Reminders and suggestions are just one aspect of more consumer-centric model of healthcare.

“I think people are also looking for greater convenience and transparency,” says Kate Galvin, Customer Executive of NAB Health.

“As consumers become accustomed to easy digital transactions, with everyone from their bank to online retailers, it’s natural they’ll expect the same from their healthcare providers. They’re also gaining more insight into their health through wearables and apps on their phones, and I think this will help the push to a more personalised approach.”

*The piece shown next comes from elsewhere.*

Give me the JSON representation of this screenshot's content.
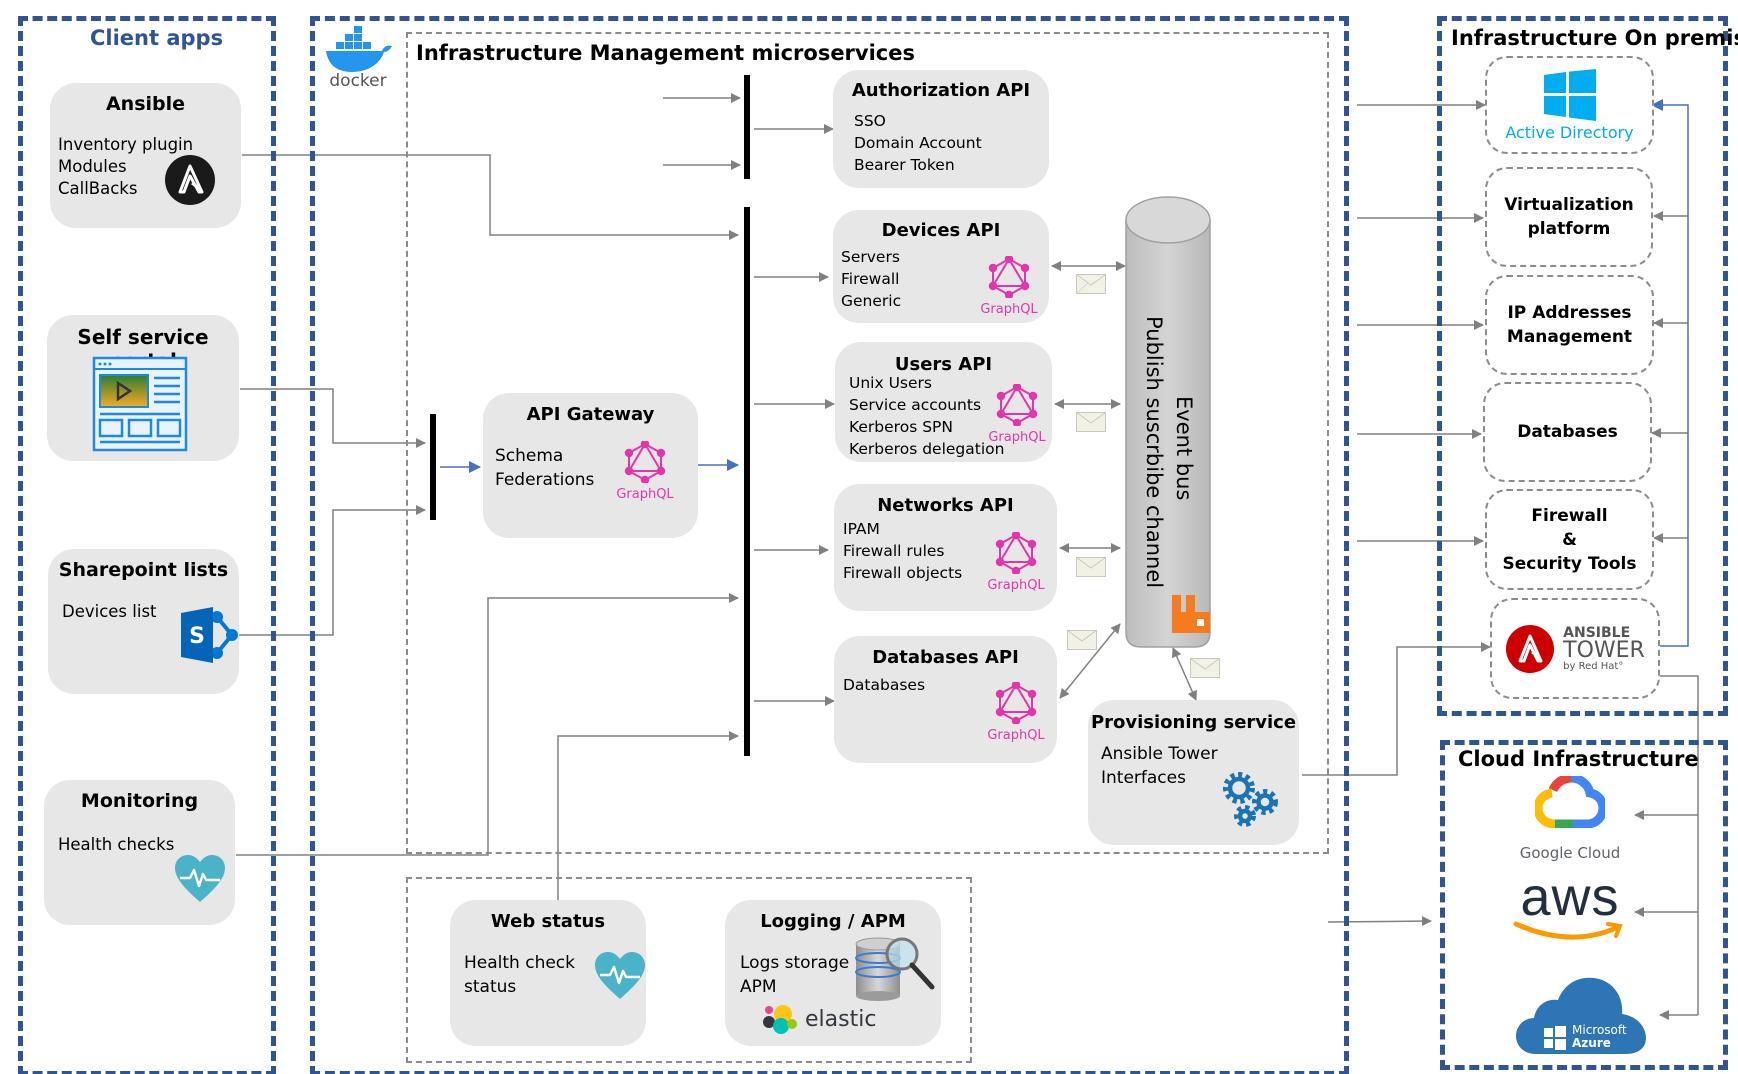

New tools are already improving the patient-doctor experience and saving practitioners’ time. For example, NAB recently partnered with HealthShare, the developers of the BetterConsult pre-consultation tool.

“This captures relevant patient information such as their symptoms and current medication, then translates that into notes the doctor can read and review before the appointment,” says James Beilby, Head of Product at HICAPS. “As a result, the doctor has more time to discuss treatment options and answer patients’ questions, and it also saves them from the drudgery of taking notes.”

NAB is also looking at ways to make it easier for patients to find out how much various treatments will cost.

“Consumer-centric healthcare is about control, and that includes knowing in advance how much you’re likely to have to spend,” Beilby says.

Looking for the next big thing

Given the speed with which technology is developing, it’s surprising how slowly change is progressing. “I predict it will be three to five years before we see genuine transformational shifts,” Shaw says. “On the horizon, I think governments will continue to look into funding new models of care supported by technology,” he says. “A key block at the moment is our inability to link primary and acute data, and I think we’ll have some real breakthroughs in this area. I also hope better legal and legislative structures will be developed within the next two years. The governance and ethics frameworks we currently have for data access and usage are not fit for purpose.”

NAB is also considering new ways to support healthcare providers, such as funding integrated care.

“Integrated health hubs will   include a dietitian, physio and pharmacist along with GPs,” Galvin says. “These one-stop shops can help manage the treatment of chronic conditions as well as preventative health.”

Shaw also believes that consumers and healthcare providers will become more accepting of change.

“Health professionals are, quite rightly, a conservative group who want to see evidence that something new is worthwhile, and more evidence is emerging every day,” he says.

“We also need new ways of working with communities to ensure they feel comfortable we’re using their data in positive ways.”

Tim Shaw suggests three ways to effect transformation

  1. Broaden our view of telehealth Recognise that telehealth is not limited to video consultations but has the potential to include a wide range of services that use different technologies to meet different needs.
  2. Use data to facilitate personalised care Acknowledge that both having access to data when you need it and the free flow of data throughout the system are pivotal to transformation. In order to apply the sophisticated analytics needed for personalised care, we need to link data from primary and acute settings.
  3. Introduce new funding models Consider ways to reward practitioners for keeping patients well, not just treating them when they’re unwell, so they’re more motivated to use technologies to reduce people’s interactions with the health system.